En
2005, mon amie Florence Marciano a étudié l’un des immeubles les plus décorés
de Marseille dans le cadre de l’exposition Figures
en façades. Le décor sculpté privé à Marseille (septembre 2005, préfecture
des Bouches-du-Rhône). En 2017, les historiens Georges Reynaud et Régis
Bertrand en ont poursuivi l’étude, identifiant même le sculpteur qui a
probablement réalisé ce saisissant ensemble.
L’immeuble construit au 46 bd de la Liberté occupe une situation privilégiée. Il est édifié sur une parcelle trapézoïdale à l’intersection du boulevard et de la rue des Héros. Le terrain est acquis le 25 avril 1861 pour 21 625,25 francs par Joseph Bienaimé Boyer (1824-1866), un ébéniste reconverti en marchand de bois et entrepreneur en menuiserie ; l’immeuble est édifié en 1862. Le propriétaire y habite un étage et loue les autres.
Le pan coupé accueille huit bas-reliefs sur un programme iconographique double : les Arts et les Saisons. Au premier étage, deux majestueux médaillons enrubannés exhibent les allégories de la Sculpture et de la Peinture. À gauche, un génie ailé rend hommage à la statuaire du siècle de Louis XIV (buste dévoilé) et pose la main droite sur la tête de Milon de Crotone (allusion au chef-d’œuvre de Pierre Puget, 1620-1694) ; à ses pieds, un putto s’exerce au dessin ou à la gravure. À droite, un second génie ailé, plus mature, soulève un drapé et dévoile les attributs du peintre (palette, pinceaux, modèle à copier) tandis qu’un putto lui tend une équerre.
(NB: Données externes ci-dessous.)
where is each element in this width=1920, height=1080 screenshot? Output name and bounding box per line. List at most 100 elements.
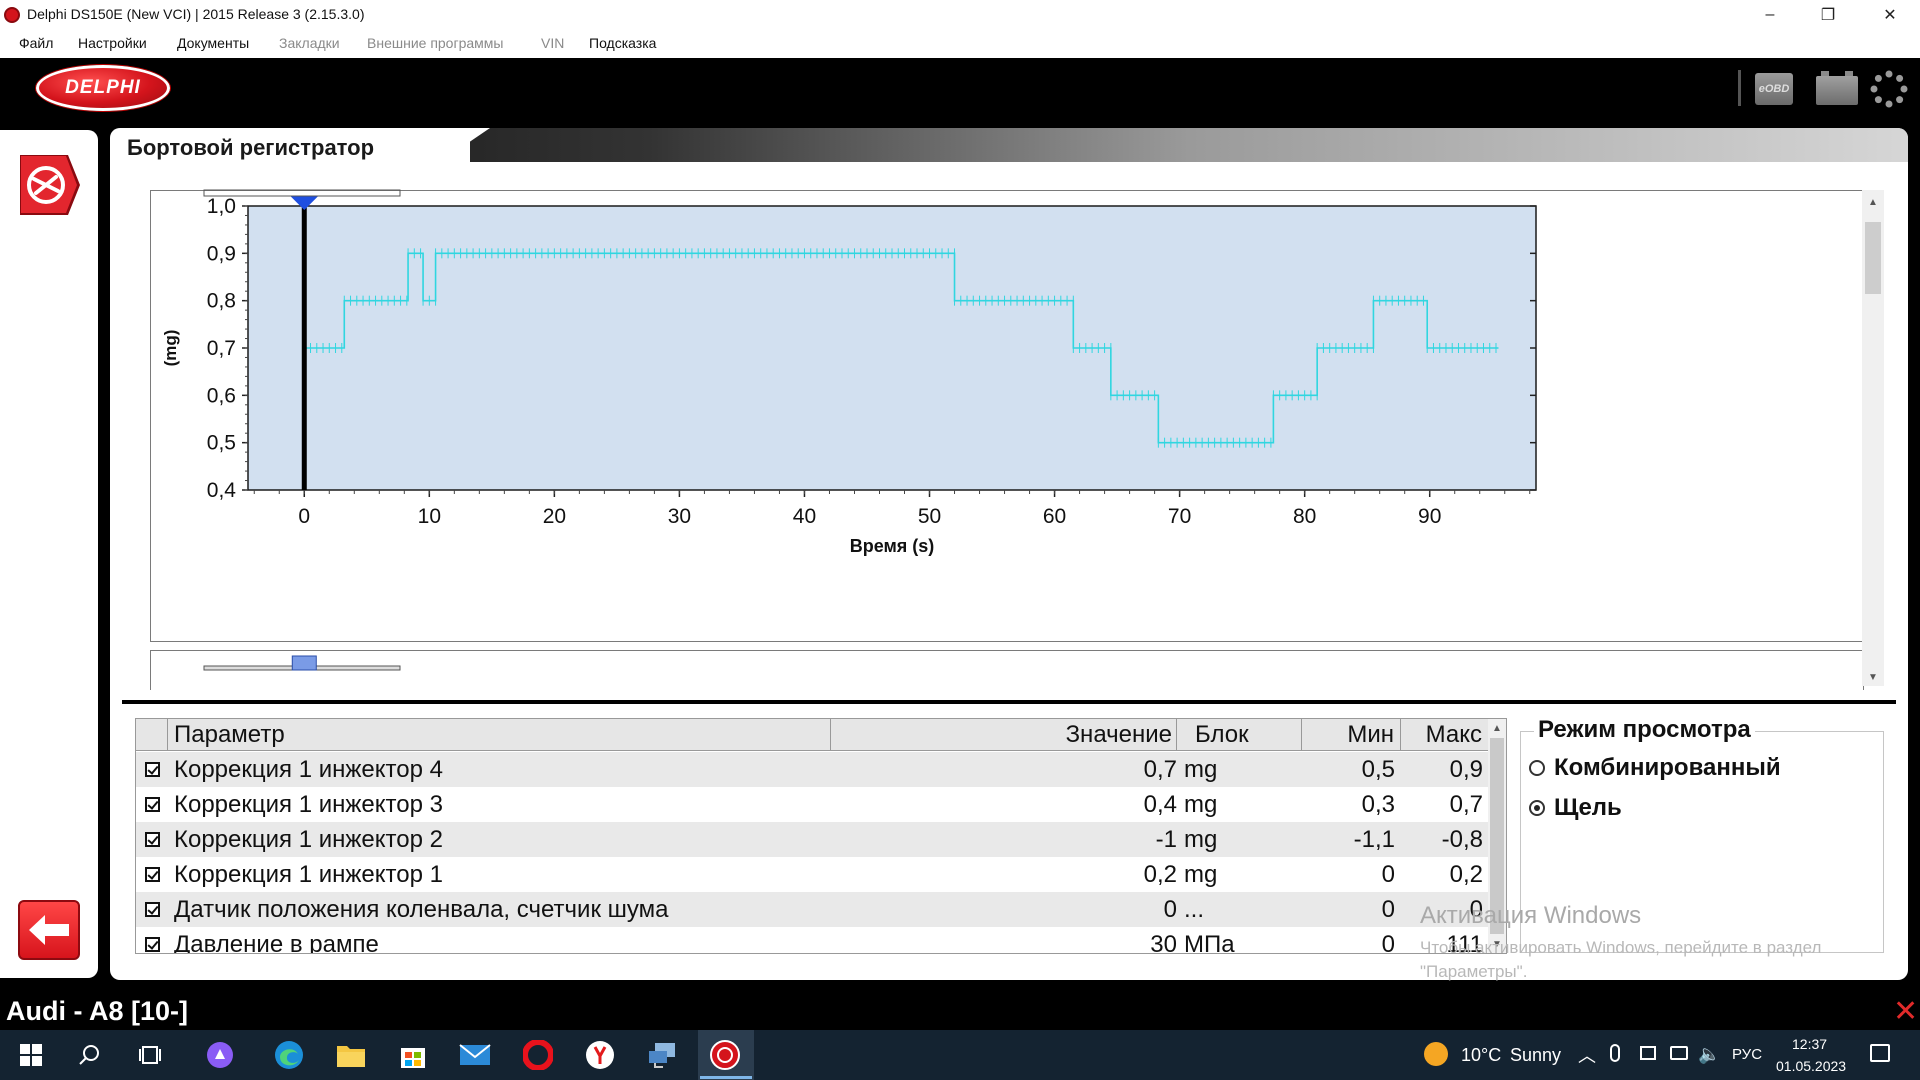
param-min: 0	[1381, 861, 1395, 888]
row-checkbox[interactable]	[145, 937, 160, 952]
settings-gear-icon[interactable]	[1870, 70, 1908, 108]
table-row[interactable]: Коррекция 1 инжектор 3 0,4 mg 0,3 0,7	[136, 787, 1506, 822]
menu-external-programs[interactable]: Внешние программы	[367, 35, 503, 51]
table-row[interactable]: Коррекция 1 инжектор 1 0,2 mg 0 0,2	[136, 857, 1506, 892]
table-row[interactable]: Датчик положения коленвала, счетчик шума…	[136, 892, 1506, 927]
row-checkbox[interactable]	[145, 902, 160, 917]
logo-text: DELPHI	[65, 77, 141, 98]
param-name: Датчик положения коленвала, счетчик шума	[174, 896, 669, 923]
header-max[interactable]: Макс	[1401, 719, 1489, 751]
chart-scroll-down-icon[interactable]: ▼	[1862, 668, 1884, 686]
yandex-icon[interactable]	[583, 1038, 617, 1072]
table-scroll-up-icon[interactable]: ▲	[1487, 719, 1507, 737]
camera-icon[interactable]	[1640, 1046, 1656, 1060]
menu-vin[interactable]: VIN	[541, 35, 564, 51]
network-icon[interactable]	[1670, 1046, 1688, 1060]
windows-activation-watermark: Активация Windows	[1420, 902, 1642, 929]
recorder-stop-icon[interactable]	[16, 153, 82, 217]
chart-scroll-up-icon[interactable]: ▲	[1862, 193, 1884, 211]
view-mode-combined-radio[interactable]	[1529, 760, 1545, 776]
mail-icon[interactable]	[458, 1038, 492, 1072]
header-unit[interactable]: Блок	[1177, 719, 1302, 751]
tray-chevron-up-icon[interactable]: ︿	[1578, 1042, 1596, 1068]
task-view-icon[interactable]	[133, 1038, 167, 1072]
delphi-taskbar-icon[interactable]	[708, 1038, 742, 1072]
x-tick-label: 80	[1293, 505, 1316, 528]
notifications-icon[interactable]	[1870, 1044, 1890, 1062]
view-mode-slot-radio[interactable]	[1529, 800, 1545, 816]
weather-temp[interactable]: 10°C	[1461, 1045, 1501, 1066]
maximize-button[interactable]: ❐	[1800, 0, 1856, 30]
param-unit: mg	[1184, 826, 1218, 853]
left-sidebar	[0, 130, 98, 978]
network-app-icon[interactable]	[645, 1038, 679, 1072]
minimize-button[interactable]: –	[1742, 0, 1798, 30]
y-tick-label: 0,9	[207, 242, 236, 265]
cortana-icon[interactable]	[203, 1038, 237, 1072]
param-unit: mg	[1184, 756, 1218, 783]
view-mode-combined-label[interactable]: Комбинированный	[1554, 754, 1781, 782]
opera-icon[interactable]	[521, 1038, 555, 1072]
row-checkbox[interactable]	[145, 867, 160, 882]
menu-documents[interactable]: Документы	[177, 35, 249, 51]
header-value[interactable]: Значение	[831, 719, 1177, 751]
x-tick-label: 0	[298, 505, 310, 528]
windows-start-icon[interactable]	[14, 1038, 48, 1072]
table-row[interactable]: Давление в рампе 30 МПа 0 111	[136, 927, 1506, 954]
param-min: 0	[1381, 896, 1395, 923]
header-min[interactable]: Мин	[1302, 719, 1401, 751]
chart-scrollbar-thumb[interactable]	[1865, 222, 1881, 294]
param-max: 0,7	[1449, 791, 1483, 818]
table-row[interactable]: Коррекция 1 инжектор 4 0,7 mg 0,5 0,9	[136, 752, 1506, 787]
table-header: Параметр Значение Блок Мин Макс	[136, 719, 1506, 751]
y-tick-label: 0,7	[207, 337, 236, 360]
injector-correction-chart[interactable]: 1,0 0,9 0,8 0,7 0,6 0,5 0,4 0 10 20 30 40 50 60 70 80 90…	[150, 186, 1864, 686]
close-button[interactable]: ✕	[1862, 0, 1918, 30]
param-value: 0,7	[1143, 756, 1177, 783]
battery-icon[interactable]	[1816, 71, 1858, 105]
header-checkbox-col	[136, 719, 168, 751]
row-checkbox[interactable]	[145, 762, 160, 777]
store-icon[interactable]	[396, 1038, 430, 1072]
x-tick-label: 30	[668, 505, 691, 528]
row-checkbox[interactable]	[145, 797, 160, 812]
weather-condition[interactable]: Sunny	[1510, 1045, 1561, 1066]
volume-icon[interactable]: 🔈	[1698, 1044, 1720, 1065]
back-button[interactable]	[18, 900, 80, 960]
eobd-icon[interactable]: eOBD	[1755, 73, 1793, 105]
param-min: 0,5	[1361, 756, 1395, 783]
param-min: 0,3	[1361, 791, 1395, 818]
param-name: Коррекция 1 инжектор 1	[174, 861, 443, 888]
row-checkbox[interactable]	[145, 832, 160, 847]
input-language[interactable]: РУС	[1732, 1046, 1762, 1063]
close-vehicle-icon[interactable]: ✕	[1893, 994, 1918, 1029]
header-param[interactable]: Параметр	[168, 719, 831, 751]
param-min: 0	[1381, 931, 1395, 954]
param-value: 0	[1163, 896, 1177, 923]
menu-settings[interactable]: Настройки	[78, 35, 147, 51]
microphone-icon[interactable]	[1610, 1044, 1620, 1062]
clock-date[interactable]: 01.05.2023	[1776, 1058, 1846, 1074]
menu-bookmarks[interactable]: Закладки	[279, 35, 340, 51]
param-min: -1,1	[1353, 826, 1395, 853]
y-axis-label: (mg)	[161, 330, 180, 367]
window-title: Delphi DS150E (New VCI) | 2015 Release 3…	[27, 6, 365, 22]
param-max: -0,8	[1441, 826, 1483, 853]
param-value: 0,4	[1143, 791, 1177, 818]
weather-sun-icon[interactable]	[1424, 1042, 1448, 1066]
tab-slope	[440, 128, 490, 162]
x-tick-label: 10	[418, 505, 441, 528]
x-tick-label: 70	[1168, 505, 1191, 528]
clock-time[interactable]: 12:37	[1792, 1036, 1827, 1052]
table-row[interactable]: Коррекция 1 инжектор 2 -1 mg -1,1 -0,8	[136, 822, 1506, 857]
param-max: 0,9	[1449, 756, 1483, 783]
y-tick-label: 0,6	[207, 384, 236, 407]
watermark-line: "Параметры".	[1420, 962, 1528, 981]
view-mode-slot-label[interactable]: Щель	[1554, 794, 1622, 822]
menu-help[interactable]: Подсказка	[589, 35, 656, 51]
parameters-table: Параметр Значение Блок Мин Макс Коррекци…	[135, 718, 1507, 954]
file-explorer-icon[interactable]	[334, 1038, 368, 1072]
edge-icon[interactable]	[272, 1038, 306, 1072]
menu-file[interactable]: Файл	[19, 35, 53, 51]
search-icon[interactable]	[73, 1038, 107, 1072]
Au dernier étage, on trouve deux autres putti. L’un symbolise l’Architecture avec un té, un plan roulé et un traité ; le second représente la Musique avec une mandoline et une partition.
Les étages intermédiaires proposent un second thème : les quatre Saisons. Au deuxième, le Printemps (reconnaissable à ses bouquets de fleurs et son arrosoir) et l’Été (identifiable à sa faucille, ses épis de blé et sa corne d’abondance) se font face. Au troisième, se sont l’Automne (reconnaissable à son raisin vendangé et son pichet de vin) et l’Hiver (emmitouflé dans son manteau près d’un braséro) qui s’affrontent.
L’entrée de l’immeuble qui se situe sur le boulevard de la Liberté est magnifiée par la présence de deux atlantes musculeux d’esprit baroque, sans doute une autre référence à Puget. Ils encadrent un dessus-de-porte rectangulaire dans lequel deux putti, entourés des attributs de l’Architecture (règle, équerre, compas), consultent un plan… assurément celui de l’immeuble qu’ils décorent.
Enfin,
de nombreux bustes d’hommes, de femmes, de vieillards habitent les deux façades
principales. Sur le pan coupé comme sur les cinq travées du boulevard de la
Liberté, ils logent dans des frontons triangulaires ou circulaires.
Dans
leur article (Marseille, n°255, août
2017), Georges Reynaud et Régis Bertrand attribuent potentiellement ce riche
décor sculpté à Antoine Maïssa (Clans, 1825-Nice, 1867). En effet, les deux
historiens ont trouvé dans l’inventaire après décès de Joseph Bienaimé Boyer
une reconnaissance de dette de 750 francs envers ce sculpteur originaire du
comté de Nice. Maïssa qui francise parfois son nom en « Maisse » est
actif à Marseille entre 1853 et 1864. À partir de 1856, il installe son atelier
au 17 de la rue des Héros, tout proche du terrain que Boyer va lotir. En 1861,
il s’associe avec Rosario Bagnasco (Palerme, 1810-1879) et partage un atelier
avec son confrère au 11 rue de la Rotonde, toujours dans le même quartier. Toutefois,
Bagnasco séjournant en Sicile entre 1861 et 1863, le décor foisonnant du fameux
immeuble n’est vraisemblablement pas une collaboration des deux artistes. En
tous cas, quel que soit l’auteur de ces sculptures, il utilise les façades pour
montrer son talent à tout un chacun.